News Briefs

Today's top news stories for April 8, 2008.

Tuesday, April 7th, 2009

Arts and Humanities welcomes a new dean
The Faculty of Arts and Humanities will be welcoming a new dean to its staff this fall.

Donna Penne is currently the associate dean of Arts and Social Sciences and an English and theatre studies professor at the University of Guelph. Western will welcome Penne for a five-year term beginning Sept. 1, 2008 and ending June 30, 2013.

A Senate Selection Committee made up of representatives from within the Faculty of Arts and Humanities as well as other outside faculty members made the decision.

In addition to her positions at Guelph, Penne also serves as vice-president Equity issues on the Canadian Federation for the Humanities and Social Sciences and as academic colleague for the University of Guelph at the Council of Ontario Universities.

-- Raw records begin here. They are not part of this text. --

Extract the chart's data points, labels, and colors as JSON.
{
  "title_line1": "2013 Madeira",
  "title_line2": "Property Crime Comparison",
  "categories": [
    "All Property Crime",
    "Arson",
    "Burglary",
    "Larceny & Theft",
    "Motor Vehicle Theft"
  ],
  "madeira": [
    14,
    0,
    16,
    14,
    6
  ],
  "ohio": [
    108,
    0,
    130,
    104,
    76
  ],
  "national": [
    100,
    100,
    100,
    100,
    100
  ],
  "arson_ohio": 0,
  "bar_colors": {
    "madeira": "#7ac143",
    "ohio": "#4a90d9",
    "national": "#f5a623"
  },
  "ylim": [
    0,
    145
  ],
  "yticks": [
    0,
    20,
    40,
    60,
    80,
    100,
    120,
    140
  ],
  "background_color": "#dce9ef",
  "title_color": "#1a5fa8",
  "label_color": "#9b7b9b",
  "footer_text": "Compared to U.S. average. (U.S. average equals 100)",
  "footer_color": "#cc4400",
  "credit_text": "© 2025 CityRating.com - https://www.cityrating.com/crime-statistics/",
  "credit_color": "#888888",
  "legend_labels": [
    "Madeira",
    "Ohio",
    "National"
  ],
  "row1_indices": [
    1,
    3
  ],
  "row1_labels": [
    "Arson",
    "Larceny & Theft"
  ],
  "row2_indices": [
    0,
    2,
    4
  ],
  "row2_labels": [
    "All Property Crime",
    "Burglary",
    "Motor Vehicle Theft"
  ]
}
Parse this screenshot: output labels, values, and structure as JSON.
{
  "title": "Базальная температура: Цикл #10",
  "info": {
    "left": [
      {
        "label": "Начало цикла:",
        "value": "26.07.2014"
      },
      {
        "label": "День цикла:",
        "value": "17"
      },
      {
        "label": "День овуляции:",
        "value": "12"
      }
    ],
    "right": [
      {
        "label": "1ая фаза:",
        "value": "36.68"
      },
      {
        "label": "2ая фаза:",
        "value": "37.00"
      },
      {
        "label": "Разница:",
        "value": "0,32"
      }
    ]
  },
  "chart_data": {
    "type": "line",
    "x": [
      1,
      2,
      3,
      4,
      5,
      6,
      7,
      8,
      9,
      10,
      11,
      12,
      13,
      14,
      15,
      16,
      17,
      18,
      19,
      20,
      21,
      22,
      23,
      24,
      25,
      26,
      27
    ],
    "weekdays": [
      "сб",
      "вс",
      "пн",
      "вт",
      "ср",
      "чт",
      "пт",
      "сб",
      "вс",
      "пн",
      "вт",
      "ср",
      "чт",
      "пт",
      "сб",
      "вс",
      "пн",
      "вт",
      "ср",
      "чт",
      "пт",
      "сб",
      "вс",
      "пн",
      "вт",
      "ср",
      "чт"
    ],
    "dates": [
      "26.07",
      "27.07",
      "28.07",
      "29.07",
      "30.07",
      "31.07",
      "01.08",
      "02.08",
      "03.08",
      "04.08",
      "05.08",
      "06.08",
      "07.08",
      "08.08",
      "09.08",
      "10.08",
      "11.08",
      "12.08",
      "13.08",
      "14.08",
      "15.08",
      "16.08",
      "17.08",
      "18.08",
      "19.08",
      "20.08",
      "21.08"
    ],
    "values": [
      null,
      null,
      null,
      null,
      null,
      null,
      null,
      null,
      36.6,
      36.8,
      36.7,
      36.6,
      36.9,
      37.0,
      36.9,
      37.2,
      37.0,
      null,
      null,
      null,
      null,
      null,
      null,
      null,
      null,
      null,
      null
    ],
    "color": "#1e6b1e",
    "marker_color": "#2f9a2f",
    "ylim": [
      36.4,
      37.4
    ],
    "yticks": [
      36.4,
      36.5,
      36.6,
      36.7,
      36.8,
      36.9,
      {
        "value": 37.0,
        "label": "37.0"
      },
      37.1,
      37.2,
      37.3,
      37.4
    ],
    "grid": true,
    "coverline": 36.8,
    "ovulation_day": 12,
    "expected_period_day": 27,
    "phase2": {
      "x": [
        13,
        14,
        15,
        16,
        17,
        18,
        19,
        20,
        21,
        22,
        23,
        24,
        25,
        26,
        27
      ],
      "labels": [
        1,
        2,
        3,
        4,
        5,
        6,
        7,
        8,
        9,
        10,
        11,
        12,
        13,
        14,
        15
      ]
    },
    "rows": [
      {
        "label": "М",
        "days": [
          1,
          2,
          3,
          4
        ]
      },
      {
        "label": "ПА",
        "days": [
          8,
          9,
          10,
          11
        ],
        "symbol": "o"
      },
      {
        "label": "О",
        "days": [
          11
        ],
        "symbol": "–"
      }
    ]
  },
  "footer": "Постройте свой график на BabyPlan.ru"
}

The resumé of the new faculty dean also includes degrees from the University of Guelph and McGill University. Penne also spent some time in New Hampshire, where she studied at the School of Theory and Criticism at Dartmouth College.
"Jaela Bernstien

Nova Scotia freezes tuition to attract Ontario engineers
The Government of Nova Scotia is instantaneously implementing a three-year tuition freeze in the hopes of making university in Nova Scotia more affordable.

Statistically, Nova Scotia students pay the highest tuition in the country; however, the Government of Nova Scotia has announced an updated Memorandum of Understanding to change this.

The MOU will immediately invest $180 million over the next three years, freezing students’ tuition and offering a University Student Bursary Trust Fund.

Tuition in Nova Scotia might not decrease from its current $5,878 to the national average of $4,524, but chair of the Alliance of Nova Scotia Student Associations Mike Tipping assured it is a great step.

“In-province students are promised, through the bursary, $761 in 2008-09 as it gradually increases across the four-year plan,” Tipping said.

Tipping explained Nova Scotia is trying to attract students from other provinces to maintain its economy.

“We need those nurses from New Brunswick, we need engineers from Ontario to come here, if only to replace the demographic changes we see in Nova Scotia,” he said.

The freeze in tuition will be a relief for students in all of the 11 universities in Nova Scotia.